终于,朱科长放下了最后一本文件夹,抬起头,目光再次落在凌风脸上,依旧没什么表情,但眼神里的锐利似乎缓和了那么一丝丝。
“记录做得还算详细。”朱科长开口,声音平淡,“处方来源,古方改良,有老药农证明。制备过程有基本记录。试用者,二十七人,全部有知情同意和追踪记录,目前反馈未见严重不良反应。” 他每说一句,钱向前的心就往下沉一分。
“但是,”朱科长话锋一转,李院长的心又提了起来,“你们的制备条件,太简陋。没有基本的洁净环境,没有规范的原料检验,没有成品质量标准的初步评估。这离真正的‘医院制剂’管理要求,差距很大。”

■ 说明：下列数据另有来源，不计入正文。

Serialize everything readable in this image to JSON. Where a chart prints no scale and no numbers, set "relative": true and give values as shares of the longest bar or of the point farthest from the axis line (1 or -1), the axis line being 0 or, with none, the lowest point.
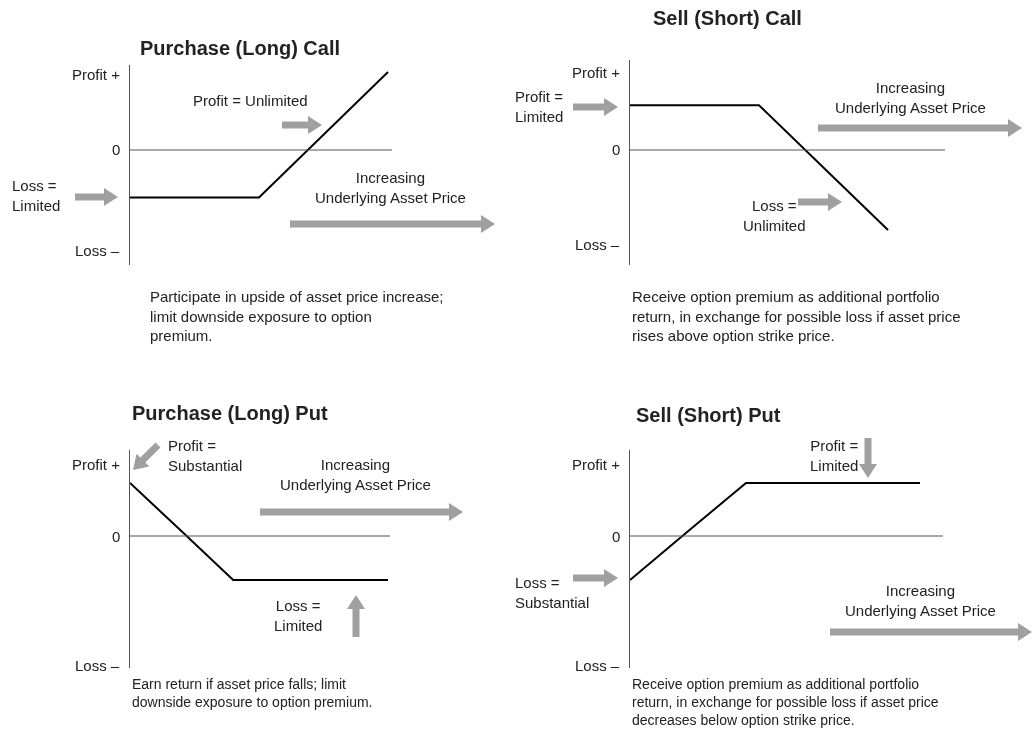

“朱科长批评得对。”凌风立刻接话,态度诚恳,“我们完全承认,目前的硬件条件非常有限,这确实是我们研究工作中的短板和风险点。所以,在所有的知情同意和我们的研究方案中,我们都明确告知了受试者这是探索性研究,制备条件有限,并强调了风险。我们也没有将‘健脑宁神丸’作为常规药品用于任何非研究目的的治疗。我们所有的操作,都是在‘临床前探索性研究’的框架下,以积累安全性数据和初步疗效观察为目的,并尽全力做好过程记录和风险监控。”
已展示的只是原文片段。